Fast Asleep: ‘Cabaret’ Sounds a Wake-up Call

The Berkshire mountains of western Massachusetts are as uplifting a place as there is to find oneself in June, and hardly someplace that summons to mind the bitter battles for America’s soul presently being waged. There’s a kind of moral hand-to-hand combat going on within the country. Which side ultimately prevails — rededication to tolerance and truth-telling, on one hand, or venom and conspiracy theories, on the other — remains very much a jump ball.
The Berkshires are known for the explosion of performing arts during the summer months.
Among the artistic institutions that attract the highest quality talent is Pittsfield’s Barrington Stage Company, which chose to begin the season by staging a revival of the musical non-comedy “Cabaret,”‘ a deeply sobering portrayal of Germany’s descent into Nazism during the 1930s. It centers on two characters, Clifford Bradshaw, an American who has come to Berlin to write, and Sally Bowles, an English entertainer who headlines a raunchy nightclub. It is principally through these two characters that the story of the metastasis of Jew hatred in Nazi Germany, which would lead to the extermination of six million European Jews, is told.
“Cabaret” seems to have been a purposeful choice given the “tsunami of anti-Semitism,” as Anti-Defamation League head Jonathan Greenblatt has put it, convulsing America. This particular production opened contemporaneously with the criminal conviction of the neo-Nazi gunman who killed 11 worshipers in Pittsburgh’s Tree of Life synagogue in 2018. That killing is just one stitch in a tapestry of anti-Jewish terror of the sort that has never been seen in America before, emanating both from White supremacists on the far Right and some of those who look into their mirrors and manage to see “progressives” on the Left.
The ADL’s tracking of antisemitic incidents in the United States tells part of the story. The approximately 3,700 incidents of harassment, vandalism and assault targeting Jewish people formally reported last year represent a 36% increase over 2021. The number has steadily increased year after year. But hatred of Jews is hardly the only kind of hatred that has prospered here in recent years. According to statistics recently released by the FBI, reported incidents of hate crimes more generally increased about 12% between 2020 and 2021. Black Americans, Asian Americans, Hispanic and Latino Americans, Muslim Americans and LGBTQ+ Americans join Jewish Americans as the most popular victims.
America has been a favorable spawning ground for hatred these last years, with the inhibitions against taunting and bullying not merely lifted but shredded. Roughly half the country embraces a cult that relishes in-your-face cruelty toward the marginalized. Threats against public officials struggling to protect the public health against COVID-19 and calls for the banning of books are somehow touted as pro-American. Comparisons between 1930s Germany and present-day America, which once seemed melodramatic, no longer do.
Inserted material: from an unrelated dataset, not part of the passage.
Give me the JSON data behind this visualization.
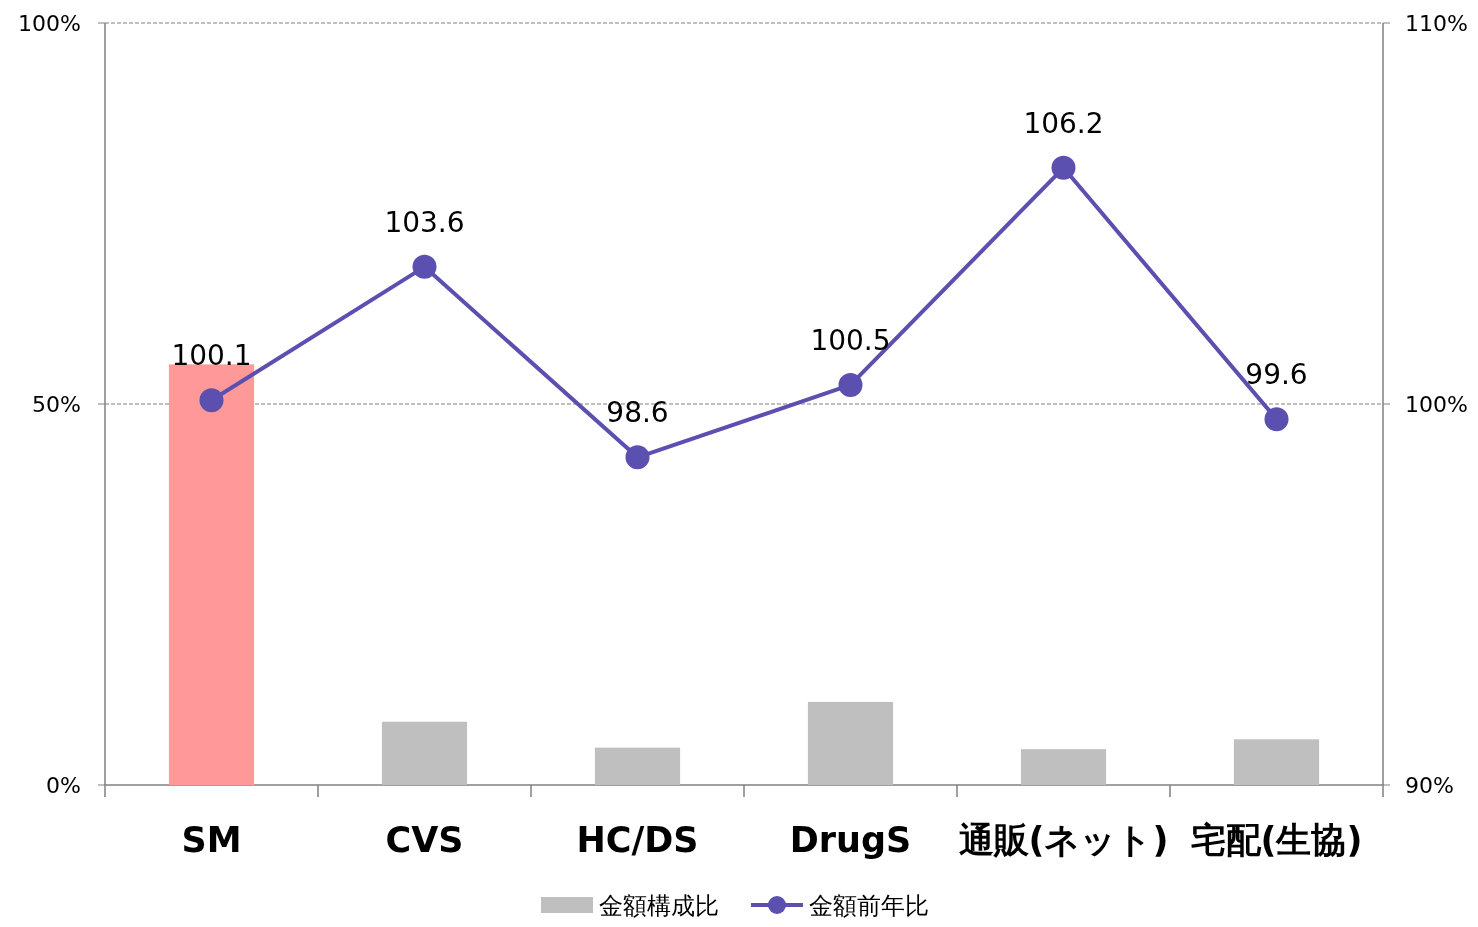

“Sally, don’t you understand that if you’re not against all of this, you’re for it?” Bradshaw asks Bowles toward the end of the play, but the question falls as flat as it has generally fallen when posed today. The chilling Nazi anthem “Tomorrow Belongs to Me” evokes the crazed fervor of this country’s domestic extremist groups operating under rocks — but operating nonetheless — throughout our land.
The warning attributed to philosopher George Santayana that “Those who do not learn from history are doomed to repeat it” resonates as much now as ever. One leaves “Cabaret” feeling that it needs to be seen less by those middle aged and older than by younger Americans, who are so spectacularly ignorant about the extermination of 6 million Jews and about the domination of Europe by fascists a mere 80 years ago.
The Barrington Stage Company’s production of “Cabaret” is simultaneously sparkling and deeply dark. “I was dancing with Sally Bowles, and we were fast asleep,” laments Bradshaw as he prepares to depart the horror he has seen consume Berlin. Four generations later, in a country we all thought was comfortably safe from being overrun by hatred, the question whether America will sleep on or awaken is an open one.